Joe Rogan Endorsed Trump in 2024 but Is Now Condemning His Deportation Policies
Joe Rogan endorsed Donald Trump, but he's not down with the deportation of innocents.
Published April 3 2025, 2:57 p.m. ET

The Trump administration is moving forward with force on a variety of different policies that Trump discussed during the campaign. While stock brokers continue to freak out over his tariffs, news of his deportation policies has also begun to make waves.
One person who seems to be quite upset by the mass deportation policy is Joe Rogan, one of the most famous and popular podcasters on the planet. Rogan endorsed Trump during the 2024 election, but many want to know what he's said about the president more recently. Here's what we know.

Why did Joe Rogan break with Trump?
On an episode of The Joe Rogan Experience released on March 30, Rogan referred to the Trump administration's recent deportation operations as "horrific."
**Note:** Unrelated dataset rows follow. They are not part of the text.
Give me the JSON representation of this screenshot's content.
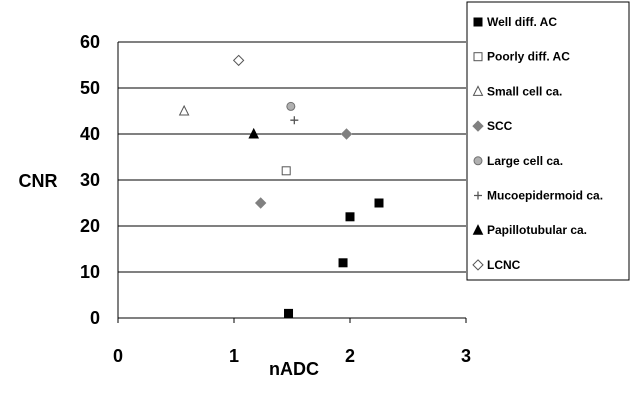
{
  "chart_data": {
    "type": "scatter",
    "xlabel": "nADC",
    "ylabel": "CNR",
    "xlim": [
      0,
      3
    ],
    "ylim": [
      0,
      60
    ],
    "x_ticks": [
      "0",
      "1",
      "2",
      "3"
    ],
    "y_ticks": [
      "0",
      "10",
      "20",
      "30",
      "40",
      "50",
      "60"
    ],
    "grid": "horizontal",
    "legend_position": "right",
    "series": [
      {
        "name": "Well diff. AC",
        "marker": "square",
        "fill": "#000000",
        "stroke": "#000000",
        "points": [
          [
            1.47,
            1
          ],
          [
            1.94,
            12
          ],
          [
            2.0,
            22
          ],
          [
            2.25,
            25
          ]
        ]
      },
      {
        "name": "Poorly diff. AC",
        "marker": "square",
        "fill": "#ffffff",
        "stroke": "#555555",
        "points": [
          [
            1.45,
            32
          ]
        ]
      },
      {
        "name": "Small cell ca.",
        "marker": "triangle",
        "fill": "#ffffff",
        "stroke": "#555555",
        "points": [
          [
            0.57,
            45
          ]
        ]
      },
      {
        "name": "SCC",
        "marker": "diamond",
        "fill": "#808080",
        "stroke": "#808080",
        "points": [
          [
            1.23,
            25
          ],
          [
            1.97,
            40
          ]
        ]
      },
      {
        "name": "Large cell ca.",
        "marker": "circle",
        "fill": "#b0b0b0",
        "stroke": "#707070",
        "points": [
          [
            1.49,
            46
          ]
        ]
      },
      {
        "name": "Mucoepidermoid ca.",
        "marker": "plus",
        "fill": "none",
        "stroke": "#555555",
        "points": [
          [
            1.52,
            43
          ]
        ]
      },
      {
        "name": "Papillotubular ca.",
        "marker": "triangle",
        "fill": "#000000",
        "stroke": "#000000",
        "points": [
          [
            1.17,
            40
          ]
        ]
      },
      {
        "name": "LCNC",
        "marker": "diamond",
        "fill": "#ffffff",
        "stroke": "#555555",
        "points": [
          [
            1.04,
            56
          ]
        ]
      }
    ]
  }
}
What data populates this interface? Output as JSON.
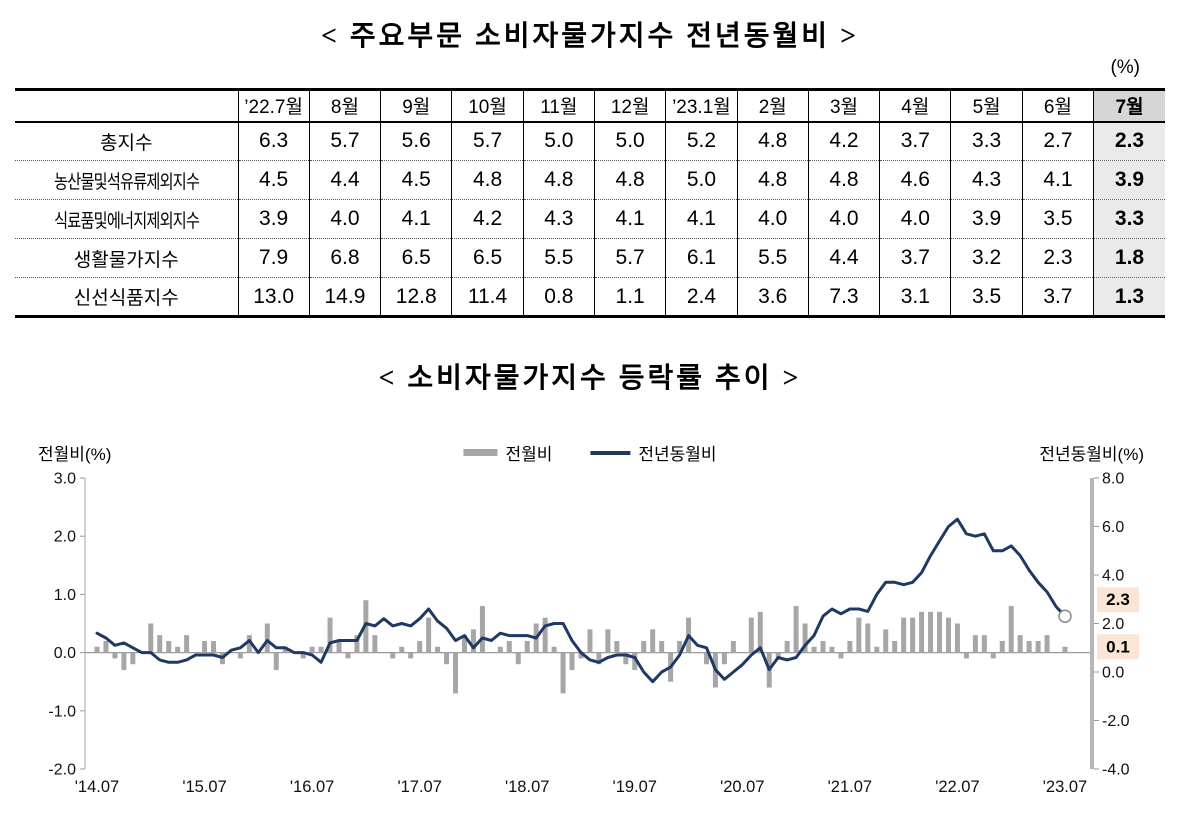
{
  "page": {
    "table_title": "< 주요부문 소비자물가지수 전년동월비 >",
    "unit_label": "(%)",
    "chart_title": "< 소비자물가지수 등락률 추이 >"
  },
  "table": {
    "columns": [
      "’22.7월",
      "8월",
      "9월",
      "10월",
      "11월",
      "12월",
      "’23.1월",
      "2월",
      "3월",
      "4월",
      "5월",
      "6월",
      "7월"
    ],
    "rows": [
      {
        "label": "총지수",
        "values": [
          "6.3",
          "5.7",
          "5.6",
          "5.7",
          "5.0",
          "5.0",
          "5.2",
          "4.8",
          "4.2",
          "3.7",
          "3.3",
          "2.7",
          "2.3"
        ]
      },
      {
        "label": "농산물및석유류제외지수",
        "values": [
          "4.5",
          "4.4",
          "4.5",
          "4.8",
          "4.8",
          "4.8",
          "5.0",
          "4.8",
          "4.8",
          "4.6",
          "4.3",
          "4.1",
          "3.9"
        ]
      },
      {
        "label": "식료품및에너지제외지수",
        "values": [
          "3.9",
          "4.0",
          "4.1",
          "4.2",
          "4.3",
          "4.1",
          "4.1",
          "4.0",
          "4.0",
          "4.0",
          "3.9",
          "3.5",
          "3.3"
        ]
      },
      {
        "label": "생활물가지수",
        "values": [
          "7.9",
          "6.8",
          "6.5",
          "6.5",
          "5.5",
          "5.7",
          "6.1",
          "5.5",
          "4.4",
          "3.7",
          "3.2",
          "2.3",
          "1.8"
        ]
      },
      {
        "label": "신선식품지수",
        "values": [
          "13.0",
          "14.9",
          "12.8",
          "11.4",
          "0.8",
          "1.1",
          "2.4",
          "3.6",
          "7.3",
          "3.1",
          "3.5",
          "3.7",
          "1.3"
        ]
      }
    ],
    "highlight": {
      "column": "7월",
      "header_bg": "#d6d6d6",
      "cell_bg": "#eaeaea"
    }
  },
  "chart_data": {
    "type": "bar+line",
    "title": "< 소비자물가지수 등락률 추이 >",
    "grid": false,
    "legend_position": "top-center",
    "end_marker": "open-circle",
    "x_ticks": [
      "'14.07",
      "'15.07",
      "'16.07",
      "'17.07",
      "'18.07",
      "'19.07",
      "'20.07",
      "'21.07",
      "'22.07",
      "'23.07"
    ],
    "x_tick_interval_months": 12,
    "left_axis": {
      "label": "전월비(%)",
      "min": -2.0,
      "max": 3.0,
      "tick_labels": [
        "3.0",
        "2.0",
        "1.0",
        "0.0",
        "-1.0",
        "-2.0"
      ]
    },
    "right_axis": {
      "label": "전년동월비(%)",
      "min": -4.0,
      "max": 8.0,
      "tick_labels": [
        "8.0",
        "6.0",
        "4.0",
        "2.0",
        "0.0",
        "-2.0",
        "-4.0"
      ]
    },
    "series": [
      {
        "name": "전월비",
        "type": "bar",
        "axis": "left",
        "color": "#a6a6a6",
        "values": [
          0.1,
          0.2,
          -0.1,
          -0.3,
          -0.2,
          0.0,
          0.5,
          0.3,
          0.2,
          0.1,
          0.3,
          0.0,
          0.2,
          0.2,
          -0.2,
          0.0,
          -0.1,
          0.3,
          0.0,
          0.5,
          -0.3,
          0.1,
          0.0,
          -0.1,
          0.1,
          0.1,
          0.6,
          0.2,
          -0.1,
          0.3,
          0.9,
          0.3,
          0.0,
          -0.1,
          0.1,
          -0.1,
          0.2,
          0.6,
          0.1,
          -0.2,
          -0.7,
          0.3,
          0.4,
          0.8,
          0.0,
          0.1,
          0.2,
          -0.2,
          0.2,
          0.5,
          0.6,
          0.1,
          -0.7,
          -0.3,
          -0.1,
          0.4,
          -0.2,
          0.4,
          0.2,
          -0.2,
          -0.3,
          0.2,
          0.4,
          0.2,
          -0.5,
          0.2,
          0.6,
          0.0,
          -0.2,
          -0.6,
          -0.2,
          0.2,
          0.0,
          0.6,
          0.7,
          -0.6,
          -0.1,
          0.2,
          0.8,
          0.5,
          0.1,
          0.2,
          0.1,
          -0.1,
          0.2,
          0.6,
          0.5,
          0.1,
          0.4,
          0.2,
          0.6,
          0.6,
          0.7,
          0.7,
          0.7,
          0.6,
          0.5,
          -0.1,
          0.3,
          0.3,
          -0.1,
          0.2,
          0.8,
          0.3,
          0.2,
          0.2,
          0.3,
          0.0,
          0.1
        ]
      },
      {
        "name": "전년동월비",
        "type": "line",
        "axis": "right",
        "color": "#1f3864",
        "values": [
          1.6,
          1.4,
          1.1,
          1.2,
          1.0,
          0.8,
          0.8,
          0.5,
          0.4,
          0.4,
          0.5,
          0.7,
          0.7,
          0.7,
          0.6,
          0.9,
          1.0,
          1.3,
          0.8,
          1.3,
          1.0,
          1.0,
          0.8,
          0.8,
          0.7,
          0.4,
          1.2,
          1.3,
          1.3,
          1.3,
          2.0,
          1.9,
          2.2,
          1.9,
          2.0,
          1.9,
          2.2,
          2.6,
          2.1,
          1.8,
          1.3,
          1.5,
          1.0,
          1.4,
          1.3,
          1.6,
          1.5,
          1.5,
          1.5,
          1.4,
          1.9,
          2.0,
          2.0,
          1.3,
          0.8,
          0.5,
          0.4,
          0.6,
          0.7,
          0.7,
          0.6,
          0.0,
          -0.4,
          0.0,
          0.2,
          0.7,
          1.5,
          1.1,
          1.0,
          0.1,
          -0.3,
          0.0,
          0.3,
          0.7,
          1.0,
          0.1,
          0.6,
          0.5,
          0.6,
          1.1,
          1.5,
          2.3,
          2.6,
          2.4,
          2.6,
          2.6,
          2.5,
          3.2,
          3.7,
          3.7,
          3.6,
          3.7,
          4.1,
          4.8,
          5.4,
          6.0,
          6.3,
          5.7,
          5.6,
          5.7,
          5.0,
          5.0,
          5.2,
          4.8,
          4.2,
          3.7,
          3.3,
          2.7,
          2.3
        ]
      }
    ],
    "annotations": [
      {
        "text": "2.3",
        "series": "전년동월비",
        "bg": "#fbe5d6"
      },
      {
        "text": "0.1",
        "series": "전월비",
        "bg": "#fbe5d6"
      }
    ]
  }
}
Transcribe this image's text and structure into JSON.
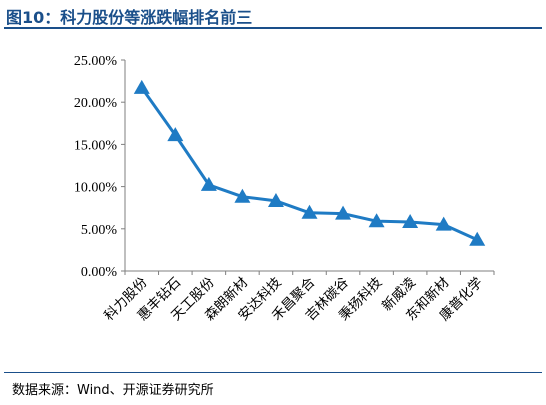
{
  "header": {
    "title": "图10：科力股份等涨跌幅排名前三"
  },
  "footer": {
    "source": "数据来源：Wind、开源证券研究所"
  },
  "colors": {
    "series": "#1F7BC4",
    "title": "#1a4f8a",
    "axis": "#7f7f7f"
  },
  "chart_data": {
    "type": "line",
    "title": "",
    "xlabel": "",
    "ylabel": "",
    "categories": [
      "科力股份",
      "惠丰钻石",
      "天工股份",
      "森朗新材",
      "安达科技",
      "禾昌聚合",
      "吉林碳谷",
      "秉扬科技",
      "新威凌",
      "东和新材",
      "康普化学"
    ],
    "series": [
      {
        "values": [
          21.7,
          16.1,
          10.2,
          8.8,
          8.3,
          6.9,
          6.8,
          5.9,
          5.8,
          5.5,
          3.7
        ]
      }
    ],
    "ylim": [
      0,
      25
    ],
    "yticks": [
      "0.00%",
      "5.00%",
      "10.00%",
      "15.00%",
      "20.00%",
      "25.00%"
    ],
    "grid": false,
    "marker": "triangle"
  }
}
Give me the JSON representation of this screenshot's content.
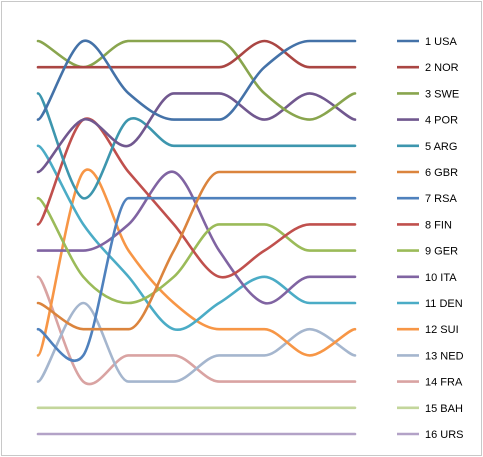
{
  "chart_data": {
    "type": "line",
    "title": "",
    "xlabel": "",
    "ylabel": "",
    "x": [
      1,
      2,
      3,
      4,
      5,
      6,
      7,
      8
    ],
    "ylim": [
      1,
      16
    ],
    "y_inverted": true,
    "grid": false,
    "axes_visible": false,
    "legend_position": "right",
    "series": [
      {
        "name": "1 USA",
        "color": "#4472A8",
        "values": [
          4,
          1,
          3,
          4,
          4,
          2,
          1,
          1
        ]
      },
      {
        "name": "2 NOR",
        "color": "#AA4643",
        "values": [
          2,
          2,
          2,
          2,
          2,
          1,
          2,
          2
        ]
      },
      {
        "name": "3 SWE",
        "color": "#89A54E",
        "values": [
          1,
          2,
          1,
          1,
          1,
          3,
          4,
          3
        ]
      },
      {
        "name": "4 POR",
        "color": "#71588F",
        "values": [
          6,
          4,
          5,
          3,
          3,
          4,
          3,
          4
        ]
      },
      {
        "name": "5 ARG",
        "color": "#3D96AE",
        "values": [
          3,
          7,
          4,
          5,
          5,
          5,
          5,
          5
        ]
      },
      {
        "name": "6 GBR",
        "color": "#DB843D",
        "values": [
          11,
          12,
          12,
          9,
          6,
          6,
          6,
          6
        ]
      },
      {
        "name": "7 RSA",
        "color": "#4F81BD",
        "values": [
          12,
          13,
          7,
          7,
          7,
          7,
          7,
          7
        ]
      },
      {
        "name": "8 FIN",
        "color": "#C0504D",
        "values": [
          8,
          4,
          6,
          8,
          10,
          9,
          8,
          8
        ]
      },
      {
        "name": "9 GER",
        "color": "#9BBB59",
        "values": [
          7,
          10,
          11,
          10,
          8,
          8,
          9,
          9
        ]
      },
      {
        "name": "10 ITA",
        "color": "#8064A2",
        "values": [
          9,
          9,
          8,
          6,
          9,
          11,
          10,
          10
        ]
      },
      {
        "name": "11 DEN",
        "color": "#4BACC6",
        "values": [
          5,
          8,
          10,
          12,
          11,
          10,
          11,
          11
        ]
      },
      {
        "name": "12 SUI",
        "color": "#F79646",
        "values": [
          13,
          6,
          9,
          11,
          12,
          12,
          13,
          12
        ]
      },
      {
        "name": "13 NED",
        "color": "#A5B6CE",
        "values": [
          14,
          11,
          14,
          14,
          13,
          13,
          12,
          13
        ]
      },
      {
        "name": "14 FRA",
        "color": "#D9A3A2",
        "values": [
          10,
          14,
          13,
          13,
          14,
          14,
          14,
          14
        ]
      },
      {
        "name": "15 BAH",
        "color": "#C3D69B",
        "values": [
          15,
          15,
          15,
          15,
          15,
          15,
          15,
          15
        ]
      },
      {
        "name": "16 URS",
        "color": "#B3A2C7",
        "values": [
          16,
          16,
          16,
          16,
          16,
          16,
          16,
          16
        ]
      }
    ]
  }
}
“You got to get scared that people who are not criminals are getting, like, lassoed up and deported and sent to, like, El Salvador prisons,” he explained. Specifically, Rogan discussed the deportation of Andry José Hernández Romero, a makeup artist and hairdresser from Venezuela who was seeking asylum in the U.S.
Romero was deported to El Salvador in March after the Trump administration suggested that he belonged to the Venezuelan gang Tren de Aragua. As evidence, they cited his tattoos, which include a pair of crowns on his wrists that read "mom" and "dad."
Rogan suggested that deporting people who had done nothing wrong and taking them to a country that is not where they came from is counterproductive.
“That’s bad for the cause,” Rogan said. “The cause is, ‘Let’s get the gang members out,’ everybody agrees. But let’s not [let] innocent gay hairdressers get lumped up with the gangs, and then, like, how long before that guy can get out? Can we figure out how to get him out? Is there any plan in place to alert the authorities they’ve made a horrible mistake and correct it?”
Romero was one of 200 people who were deported after Trump invoked the Alien Enemies Act, a 1798 law that had only been used in wartime before.
While Rogan has always prided himself on being a free thinker, this kind of break could suggest that there are cracks starting to form in the coalition that helped to elect Trump as president.
While immigration has tended to be favorable terrain for Trump, these stories of innocent people being swept up in raids and deported have left many questioning whether Trump and his team care that much about who they're grabbing as they execute their deportation policies. When anyone with tattoos who wasn't born here can be sent to a prison in El Salvador, it suddenly seems like anyone at all could be taken for any reason.
Rogan has been hugely sympathetic to Trump's broader goals. It's telling, then, that even he doesn't think the ends will justify the means in this case, meaning that even though he might want gang members taken, he doesn't necessarily think America should be the kind of country that just randomly grabs people off the street.